Dark Alliance is a twisted tale that Webb unravels showing American politics for what they are. Along the way the reader learns about Oliver North’s and Panamanian leader Manuel Noriega’s jobs for the U.S. government. We already know what happened to these guys when the house of cards fell down. North became the fall guy for Reagan’s plausible deniability (although he didn’t fall far) and Noriega was taken from his sovereign country and tossed in an American jail.

The reason Noriega went down was because he threatened to talk about drug trafficking. And, in the end, the CIA defense of its agents’ actions is about not talking. From 1982 to 1995 the CIA had an agreement with the Justice Department that CIA agents were not required to report allegations of drug trafficking with respect to non-employees of the agency.

As far as the CIA and DEA were concerned, as long as the drug dealers supported their illegal Contra army, they could look the other way. It was a convenient version of the “don’t ask, don’t tell” policy that was later applied to gays in the military.

That’s what Gary Webb found as he pulled the cloak off the Contra operation.
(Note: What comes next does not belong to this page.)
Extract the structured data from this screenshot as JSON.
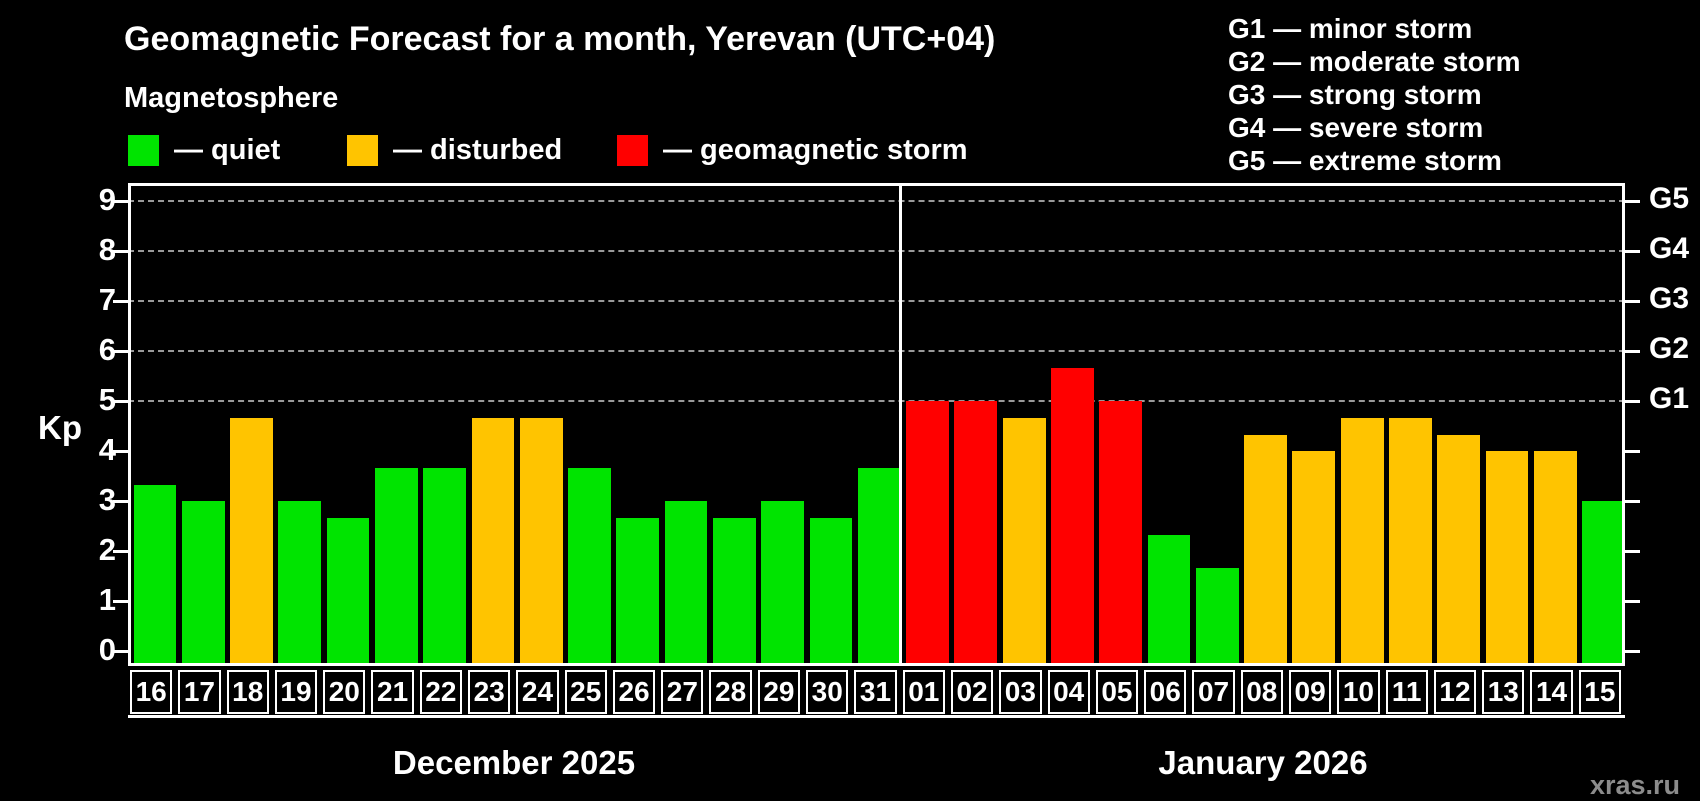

For a deeper look at related tales that give Dark Alliance more perspective, try Alexander Cockburn’s and Jeffrey St. Clair’s newly published Whiteout, The CIA, Drugs and the Press. Which points out that the involvement of the CIA with drug traffickers goes back a long, long way.

Dark Alliance has to be one of the best books of 1998. At a time when the media is obsessed with the details of when and how President Clinton and Monica Lewinsky had sex, there has been hardly a murmur about Webb’s book in the mainstream media. There they go again, looking the other way.